Persistent efforts by developers and powerful individuals to seize chunks of the bush as their own were defeated under historic laws enacted to protect Kenya’s dwindling forests from unchecked logging and environmental destruction.
But a proposal expected before parliament on Thursday seeks a major change to these protections, by allowing politicians to determine if public forest can be carved out and handed over to private interests.
Under the contentious amendment, anyone wishing to alter forest boundaries to claim ownership of land could lobby parliament directly, bypassing approval from the Kenya Forest Service (KFS), which is currently mandated to scrutinise such bids.
“If it goes through… that will open a Pandora’s Box,” Nganga told AFP beneath the canopy of Ngong Road Forest, a 1,224-hectare (3,025-acre) tract of indigenous woodland inhabited by bush bucks, Sykes monkeys and over 100 species of birds.
“Everyone will want a piece of the forest, which is very dangerous for our forests, and our future.”
The amendment to the Forest Conservation and Management Act — reforms passed after decades of rampant land clearing — has been opposed by the environment ministry and the KFS, and has roused significant community anger.
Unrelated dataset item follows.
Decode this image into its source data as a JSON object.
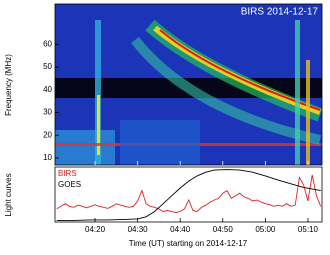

It has also drawn rare criticism from the United Nations, which headquarters its environment programme in Nairobi, and is just weeks away from staging the world’s highest-level decision-making assembly on nature and biodiversity in the Kenyan capital.
The amendment argues that granting KFS primary authority over hearing and ruling on changes to forest boundaries “unnecessarily limits the right of any person to petition Parliament” as granted under the constitution.
Nganga said the forest laws had proved a bulwark against encroachment — since first passing in 2005, no land within Ngong Road Forest had been legally hived off, keeping its boundary firmly intact.